Should I wait til it gets down to around 1.00 before racking to my better bottle, and then allow it to finish fermenting? Also after that I would just have to rack one more time and add the k-meta, sorbate and sparkalloid?


----------



## CBell (May 22, 2013)

Sounds about right. With my last batch of skeeter pee I transferred to secondary too early and it really slowed down my ferment. Harder to stir in secondary as well. With other wines I'd advise to secondary at 1.020 or somewhere in that range, but my current batch of Skeeter Pee I'm keeping in the primary bucket until it has been dry for three days then rack to better bottle. Oxygen doesn't affect this wine quite like it does other 'real' wines, so you should be alright. 

Case in point, I left my 5 gallon batch in a 6 gallon better bottle for over a month without topping up during clearing. The forum had me scared about oxidation, but no ill effects, tastes great.


----------



## CBell (May 22, 2013)

Maybe throw a lid on your bucket when it gets down closer to 1.000. i'm leaving mine completely open to air on my dresser until it is extra dry. More opportunity to whip up my must every hour or two while I'm home.


----------



## springpatch (May 22, 2013)

oh I just put the top on with a air lock and it is bubbling away. Going to take a SG reading tomorrow and see where I am at.


----------



## djrockinsteve (May 22, 2013)

When your must reaches 1.000, stir it very well then immediately snap on a lid with an airlock or snap on a lid then unsnap one clasp. Leave it alone a few days. 

Check with a hydrometer.

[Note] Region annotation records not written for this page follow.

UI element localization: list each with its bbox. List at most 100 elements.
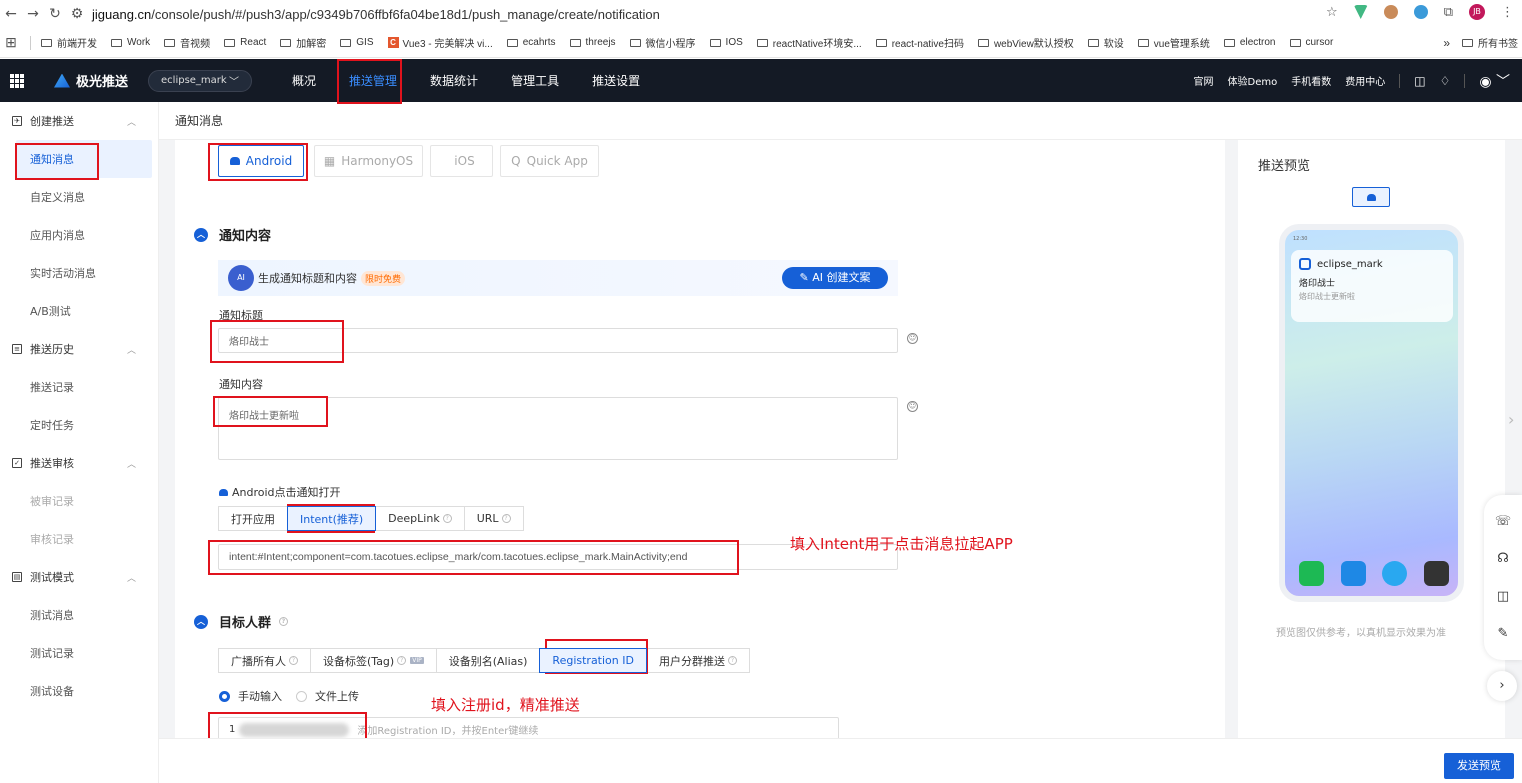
sidebar-item-notification[interactable]: 通知消息 [16,140,152,178]
menu-statistics[interactable]: 数据统计 [430,72,478,89]
apps-grid-icon[interactable]: ⊞ [0,34,22,51]
site-info-icon[interactable]: ⚙ [66,6,88,22]
sidebar-group-history[interactable]: ≡ 推送历史 ︿ [0,330,158,368]
bookmark-item[interactable]: electron [1223,37,1276,48]
send-preview-button[interactable]: 发送预览 [1444,753,1514,779]
tab-harmonyos[interactable]: ▦ HarmonyOS [314,145,423,177]
profile-avatar[interactable]: JB [1469,4,1485,20]
sidebar-item-custom-message[interactable]: 自定义消息 [0,178,158,216]
sidebar-item-test-message[interactable]: 测试消息 [0,596,158,634]
vue-devtools-icon[interactable] [1353,5,1368,19]
link-official-site[interactable]: 官网 [1194,73,1214,88]
link-billing[interactable]: 费用中心 [1345,73,1385,88]
star-icon[interactable]: ☆ [1326,5,1338,20]
bookmark-item[interactable]: IOS [709,37,743,48]
sidebar-item-live-activity[interactable]: 实时活动消息 [0,254,158,292]
app-selector[interactable]: eclipse_mark ﹀ [148,69,253,92]
option-alias[interactable]: 设备别名(Alias) [435,648,541,673]
bookmark-item[interactable]: React [224,37,266,48]
tab-ios[interactable]: iOS [430,145,493,177]
bookmarks-overflow-button[interactable]: » [1443,36,1450,50]
bookmark-item[interactable]: ecahrts [506,37,556,48]
section-notification-content[interactable]: ︿ 通知内容 [194,225,271,244]
sidebar-item-scheduled[interactable]: 定时任务 [0,406,158,444]
tab-android[interactable]: Android [218,145,304,177]
radio-manual-input[interactable]: 手动输入 [219,688,282,704]
help-icon[interactable]: ? [501,514,511,523]
user-avatar-icon[interactable]: ◉ ﹀ [1479,71,1510,91]
extension-icon[interactable] [1383,5,1398,19]
option-url[interactable]: URL? [463,506,524,531]
sidebar-group-review[interactable]: ✓ 推送审核 ︿ [0,444,158,482]
headset-icon[interactable]: ☊ [1497,551,1509,566]
sidebar-item-test-devices[interactable]: 测试设备 [0,672,158,710]
address-bar[interactable]: jiguang.cn/console/push/#/push3/app/c934… [92,7,660,22]
collapse-icon[interactable]: ︿ [194,227,208,242]
tab-quickapp[interactable]: Q Quick App [500,145,599,177]
menu-overview[interactable]: 概况 [292,72,316,89]
option-tag[interactable]: 设备标签(Tag)? VIP [310,648,437,673]
content-textarea[interactable]: 烙印战士更新啦 [218,397,898,460]
emoji-icon[interactable]: ☺ [907,401,918,412]
emoji-icon[interactable]: ☺ [907,333,918,344]
bookmark-item[interactable]: 微信小程序 [629,35,696,50]
sidebar-item-push-records[interactable]: 推送记录 [0,368,158,406]
forward-icon[interactable]: → [22,6,44,22]
ai-create-button[interactable]: ✎ AI 创建文案 [782,267,888,289]
bookmark-item[interactable]: threejs [569,37,616,48]
all-bookmarks[interactable]: 所有书签 [1462,35,1518,50]
section-target-audience[interactable]: ︿ 目标人群? [194,612,289,631]
sidebar-item-in-app[interactable]: 应用内消息 [0,216,158,254]
help-icon[interactable]: ? [397,656,407,665]
bookmark-item[interactable]: Work [111,37,150,48]
menu-tools[interactable]: 管理工具 [511,72,559,89]
bookmark-item[interactable]: vue管理系统 [1137,35,1210,50]
option-intent[interactable]: Intent(推荐) [287,506,377,531]
preview-android-toggle[interactable] [1352,187,1390,207]
book-icon[interactable]: ◫ [1497,589,1509,604]
option-broadcast[interactable]: 广播所有人? [218,648,311,673]
option-open-app[interactable]: 打开应用 [218,506,288,531]
bookmark-item[interactable]: 音视频 [164,35,210,50]
help-icon[interactable]: ? [279,617,289,626]
menu-push-manage[interactable]: 推送管理 [349,72,397,89]
bookmark-item[interactable]: 加解密 [280,35,326,50]
bell-icon[interactable]: ♢ [1440,74,1451,88]
sidebar-item-ab-test[interactable]: A/B测试 [0,292,158,330]
bookmark-item[interactable]: C Vue3 - 完美解决 vi... [387,35,493,50]
help-icon[interactable]: ? [727,656,737,665]
bookmark-item[interactable]: cursor [1289,37,1333,48]
chat-icon[interactable]: ☏ [1495,514,1511,529]
bookmark-item[interactable]: reactNative环境安... [756,35,862,50]
bookmark-item[interactable]: 前端开发 [41,35,97,50]
radio-file-upload[interactable]: 文件上传 [296,688,359,704]
bookmark-item[interactable]: 软设 [1087,35,1124,50]
bookmark-item[interactable]: webView默认授权 [977,35,1074,50]
collapse-icon[interactable]: ︿ [194,614,208,629]
help-icon[interactable]: ? [289,656,298,665]
option-deeplink[interactable]: DeepLink? [375,506,465,531]
sidebar-item-review-records[interactable]: 审核记录 [0,520,158,558]
sidebar-group-test[interactable]: ▤ 测试模式 ︿ [0,558,158,596]
extension-icon-2[interactable] [1413,5,1428,19]
sidebar-group-create[interactable]: ✈ 创建推送 ︿ [0,102,158,140]
chevron-right-icon[interactable]: › [1508,410,1514,429]
title-input[interactable]: 烙印战士 [218,328,898,353]
link-mobile-data[interactable]: 手机看数 [1291,73,1331,88]
edit-icon[interactable]: ✎ [1498,626,1509,641]
bookmark-item[interactable]: GIS [340,37,374,48]
brand-logo[interactable]: 极光推送 [54,71,128,90]
link-demo[interactable]: 体验Demo [1228,73,1278,88]
sidebar-item-test-records[interactable]: 测试记录 [0,634,158,672]
reload-icon[interactable]: ↻ [44,6,66,22]
browser-menu-icon[interactable]: ⋮ [1501,5,1514,20]
menu-settings[interactable]: 推送设置 [592,72,640,89]
option-registration-id[interactable]: Registration ID [539,648,647,673]
back-icon[interactable]: ← [0,6,22,22]
bookmark-item[interactable]: react-native扫码 [875,35,964,50]
option-segment[interactable]: 用户分群推送? [645,648,750,673]
extensions-puzzle-icon[interactable]: ⧉ [1444,5,1453,20]
help-icon[interactable]: ? [442,514,452,523]
expand-toolbar-button[interactable]: › [1487,671,1517,701]
docs-icon[interactable]: ◫ [1414,74,1425,88]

If at .990…

Rack to a carboy, clear and sulfite.


----------



## cimbaliw (May 22, 2013)

Stole this from Dave's DB recipe... _"Some wine makers suggest three consecutive days with SG below 1.000 to insure the wine is finished fermenting. I encourage this if you are not in a hurry to finish your batch. In addition, leaving the wine undisturbed (don't stir) for this time, will allow the sediment to settle out and facilitate more rapid clearing."_

I wouldn't be in too much of a hurry to rack. Let the must stop fizzing.


----------